«Как-то раз звоните другу, а телефон все трезвонит в пустой квартире; вы приходите и стучитесь в дверь, а он не подходит; когда дверь открывает консьерж, в коридоре стоят лишь два придвинутых друг к другу стула, а рядом валяются окурки от выкуренных немцами сигарет».
Сартр сформулировал это так: «тротуары города будто бы иногда разверзаются, и чудовищные щупальца тянутся вверх, чтобы утащить кого-то вниз». В кафе было все меньше знакомых лиц. Де Бовуар писала о том, как две привлекательные чешские женщины, завсегдатаи кафе «Флор», в один прекрасный день просто исчезли. Они так и не вернулись. Было невыносимо видеть пустой столик, который они любили занимать: «это было именно что небытие».
Такие кафе, как «Флор», продолжали оставаться центром парижской жизни. Прежде всего, в них можно было согреться: они были куда теплее убогих дешевых гостиниц, где зачастую не было ни отопления, ни нормальной кухни. Гостиницы пребывали в плачевном состоянии даже после войны, как заметил в 1950-х годах американский писатель Джеймс Болдуин: «Как только я остановился во французском отеле, я понял, для чего нужны французские кафе». Там же можно было поговорить, обсудить насущные дела, проявить свой ум в беседе. Кафе, безусловно, определяли социальную жизнь Бовуар и Сартра, будучи местами, где они встречали поэтов, драматургов, журналистов, художников, таких как Пабло Пикассо и Альберто Джакометти, и писателей-авангардистов, таких как Мишель Лейрис, Раймон Кено и Жан Жене. Последний, бывший вор и секс-работник, ныне прославившийся как писатель, однажды просто подошел к Сартру во «Флоре» и сказал «Bonjour». Это было одно из многочисленных знакомств, завязавшихся в военное время за столиками кафе.
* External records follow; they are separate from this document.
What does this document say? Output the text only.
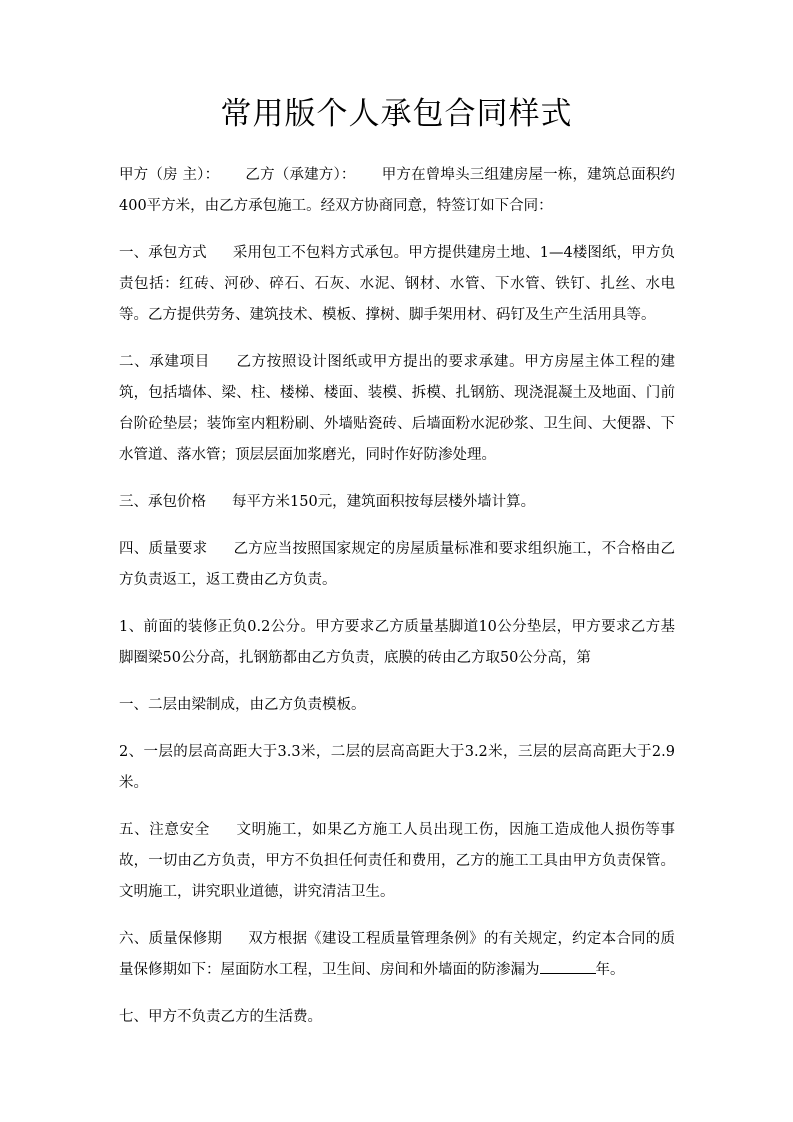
常用版个人承包合同样式

甲方（房 主）： 乙方（承建方）： 甲方在曾埠头三组建房屋一栋，建筑总面积约400平方米，由乙方承包施工。经双方协商同意，特签订如下合同：

一、承包方式 采用包工不包料方式承包。甲方提供建房土地、1—4楼图纸，甲方负责包括：红砖、河砂、碎石、石灰、水泥、钢材、水管、下水管、铁钉、扎丝、水电等。乙方提供劳务、建筑技术、模板、撑树、脚手架用材、码钉及生产生活用具等。

二、承建项目 乙方按照设计图纸或甲方提出的要求承建。甲方房屋主体工程的建筑，包括墙体、梁、柱、楼梯、楼面、装模、拆模、扎钢筋、现浇混凝土及地面、门前台阶砼垫层；装饰室内粗粉刷、外墙贴瓷砖、后墙面粉水泥砂浆、卫生间、大便器、下水管道、落水管；顶层层面加浆磨光，同时作好防渗处理。

三、承包价格 每平方米150元，建筑面积按每层楼外墙计算。

四、质量要求 乙方应当按照国家规定的房屋质量标准和要求组织施工，不合格由乙方负责返工，返工费由乙方负责。

1、前面的装修正负0.2公分。甲方要求乙方质量基脚道10公分垫层，甲方要求乙方基脚圈梁50公分高，扎钢筋都由乙方负责，底膜的砖由乙方取50公分高，第

一、二层由梁制成，由乙方负责模板。

2、一层的层高高距大于3.3米，二层的层高高距大于3.2米，三层的层高高距大于2.9米。

五、注意安全 文明施工，如果乙方施工人员出现工伤，因施工造成他人损伤等事故，一切由乙方负责，甲方不负担任何责任和费用，乙方的施工工具由甲方负责保管。文明施工，讲究职业道德，讲究清洁卫生。

六、质量保修期 双方根据《建设工程质量管理条例》的有关规定，约定本合同的质量保修期如下：屋面防水工程，卫生间、房间和外墙面的防渗漏为	年。

七、甲方不负责乙方的生活费。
С Альбером Камю они познакомились так же неожиданно, но в театре Сары Бернар, где он объявился однажды в 1943 году во время репетиции пьесы Сартра «Мухи»[49]
. Они уже слышали друг о друге: Камю рецензировал «Тошноту», а Сартр как раз писал статью о «Постороннем»[50] Камю. Писатели сразу же нашли общий язык. Позднее де Бовуар говорила, что им с Сартром Камю показался «простой, жизнерадостной душой», часто веселым и шутливым в разговоре и настолько эмоциональным, что «он мог усесться на снегу посреди улицы в два часа ночи и начать изливать свои любовные страдания».После своего пребывания в Париже в 1940 году Камю несколько раз ездил в Алжир и обратно. Его жена Франсин все еще оставалась там, застряв в стране, которую заняли союзные войска, а Альбер в это время находился в Лионе, где лечился от туберкулеза, от которого страдал всю жизнь. Он уже закончил «три абсурда», над которыми работал три года назад; они прежде всего говорили о его беспорядочном опыте французского алжирца, оказавшегося между двумя странами и не чувствовавшего себя дома ни в одной из них. Они также отражали его ранний опыт бедности: семья Камю никогда не была обеспеченной, но их положение стало особенно тяжелым после смерти отца Камю Люсьена в первый год Первой мировой войны. (Его завербовали в алжирский полк и отправили в бой в эффектной форме колониальных войск — в красных брюках и ярко-синей жилетке, совершенно неуместных в северной Франции.) Альберу, родившемуся 7 ноября 1913 года, тогда было меньше года. Он вырос в убогой квартире в Алжире вместе со своим братом, убитой горем матерью и неграмотной бабушкой, которая к тому же была жестока с маленьким Камю.
Таким образом, в то время как юный буржуа Сартр мечтал о литературном подвиге, Мерло-Понти — о счастье быть безоговорочно любимым, а де Бовуар — о своих книгах и витринах магазинов сладостей, Камю рос в мире молчания и отчуждения. В его семье не было ни электричества, ни водопровода, ни газет, ни книг, ни радио, в доме редко бывали гости и не было никакого представления о «жизненных мирах» других людей. Ему удалось сбежать, поступить в лицей в Алжире, построить карьеру журналиста и писателя, но детство наложило на него свой отпечаток. В его первом дневнике первая запись, которую он оставил в двадцать два, содержит замечание: «Определенного количества лет, прожитых без денег, достаточно для цельного мироощущения».